DeepSeek est une startup basée à Hangzhou dont l’actionnaire majoritaire est Liang Wenfeng, cofondateur du fonds spéculatif quantitatif «High-Flyer», d’après les registres d’entreprise chinois, consultés par l’agence de presse, Reuters.
Le fonds spéculatif quantitatif «High-Flyer» a annoncé en mars 2023 sur son compte WeChat officiel qu’il «repartait à zéro» pour concentrer ses ressources sur la création d’un «nouveau groupe de recherche indépendant, pour explorer l’essence de l’AGI» (Intelligence Générale Artificielle).
DeepSeek a été créé plus tard dans l’année. De leurs côtés, les créateurs de ChatGPT, OpenAI, définissent l’AGI comme des systèmes autonomes qui surpassent les humains dans la plupart des tâches à valeur économique.
Aucune donnée n’a été communiqué que le montant dont High-Flyer a investi dans DeepSeek. Toutefois, High-Flyer possède des bureaux dans le même bâtiment que DeepSeek, ainsi que des brevets relatifs à des grappes de puces utilisées pour entraîner des modèles d’IA, toujours selon les registres d’entreprise chinois.
De plus, l’unité d’IA de High-Flyer a déclaré sur son compte WeChat officiel en juillet 2022 qu’elle possédait et exploitait une grappe de 10 000 puces A100.
Que pense le gouvernement chinois de la startup chinoise DeepSeek?
Le succès rencontré par DeepSeek a été remarqué dans les principaux cercles politiques chinois.

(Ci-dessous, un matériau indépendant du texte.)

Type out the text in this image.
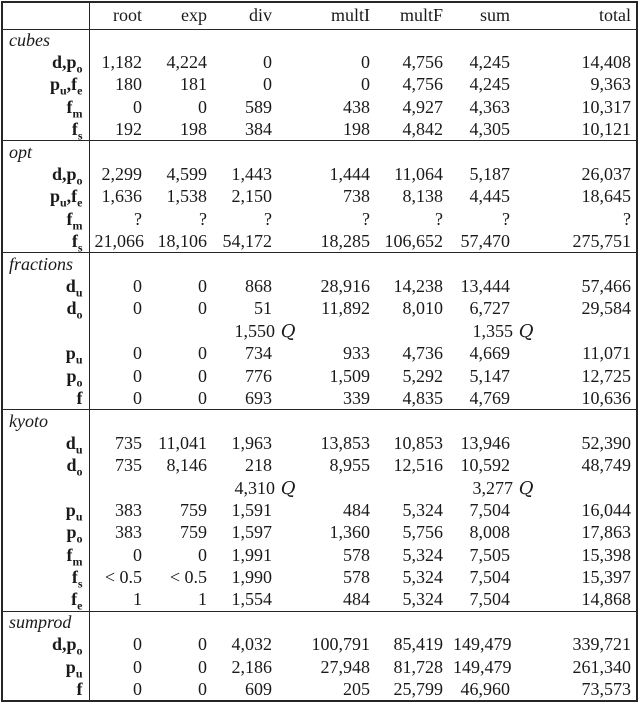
	root	exp	div	multI	multF	sum	total
cubes							
$d,p_o$	1,182	4,224	0	0	4,756	4,245	14,408
$p_u,f_e$	180	181	0	0	4,756	4,245	9,363
$f_m$	0	0	589	438	4,927	4,363	10,317
$f_s$	192	198	384	198	4,842	4,305	10,121
opt							
$d,p_o$	2,299	4,599	1,443	1,444	11,064	5,187	26,037
$p_u,f_e$	1,636	1,538	2,150	738	8,138	4,445	18,645
$f_m$	?	?	?	?	?	?	?
$f_s$	21,066	18,106	54,172	18,285	106,652	57,470	275,751
fractions							
$d_u$	0	0	868	28,916	14,238	13,444	57,466
$d_o$	0	0	51	11,892	8,010	6,727	29,584
			1,550 Q			1,355 Q	
$p_u$	0	0	734	933	4,736	4,669	11,071
$p_o$	0	0	776	1,509	5,292	5,147	12,725
f	0	0	693	339	4,835	4,769	10,636
kyoto							
$d_u$	735	11,041	1,963	13,853	10,853	13,946	52,390
$d_o$	735	8,146	218	8,955	12,516	10,592	48,749
			4,310 Q			3,277 Q	
$p_u$	383	759	1,591	484	5,324	7,504	16,044
$p_o$	383	759	1,597	1,360	5,756	8,008	17,863
$f_m$	0	0	1,991	578	5,324	7,505	15,398
$f_s$	< 0.5	< 0.5	1,990	578	5,324	7,504	15,397
$f_e$	1	1	1,554	484	5,324	7,504	14,868
sumprod							
$d,p_o$	0	0	4,032	100,791	85,419	149,479	339,721
$p_u$	0	0	2,186	27,948	81,728	149,479	261,340
f	0	0	609	205	25,799	46,960	73,573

Le 20 janvier, jour où DeepSeek-R1 a été rendu public, le fondateur Liang Wenfeng a participé à un symposium à huis clos pour les hommes d’affaires et les experts organisé par le premier ministre chinois Li Qiang, selon l’agence de presse Xinhua.
La présence de Liang Wenfeng à cette réunion peut être un signe que le succès de DeepSeek pourrait être important dans la stratégie politique de Pékin de surmonter les contrôles à l’exportation de Washington et de parvenir à l’autosuffisance dans des industries stratégiques telles que l’IA.
Pourquoi la startup chinoise DeepSeek inquiète les marchés asiatiques?
Les marchés et analystes ont mit du temps à encaisser les annonces selon lesquelles le modèle de DeepSeek serait performant tout en fonctionnant sur des puces à capacité réduite, ce qui pourrait remettre en question la domination des groupes américains du secteur – dont le géant des puces Nvidia.
À Tokyo, les titres des sociétés japonaises liées aux semi-conducteurs, également potentiellement menacées, dévissaient vers 03h00, le 27 janvier, tels que Advantest, le fournisseur de Nvidia (-8,07%), Screen Holdings (-3,85%) et Disco Corp (-2,90%).
Le puissant groupe d’investissement japonais SoftBank, qui avait bondi la semaine dernière avec sa participation au massif projet d’IA dévoilé par Donald Trump aux États-Unis, plongeait également ce 27 janvier à 6,09%. Fujikura, qui fabrique des câbles pour centres de données, s’effondrait aussi de 8%.
«La domination (américaine) ne peut pas être considérée comme acquise. L’émergence de DeepSeek en Chine indique que la concurrence s’intensifie : même si elle ne représente peut-être pas une menace significative pour l’instant, cela montre que les futurs rivaux défieront plus rapidement qu’attendu les entreprises déjà installées», a déclaré Charu Chanana, directrice de la stratégie d’investissement chez Saxo Markets, citée par Bloomberg et l’AFP.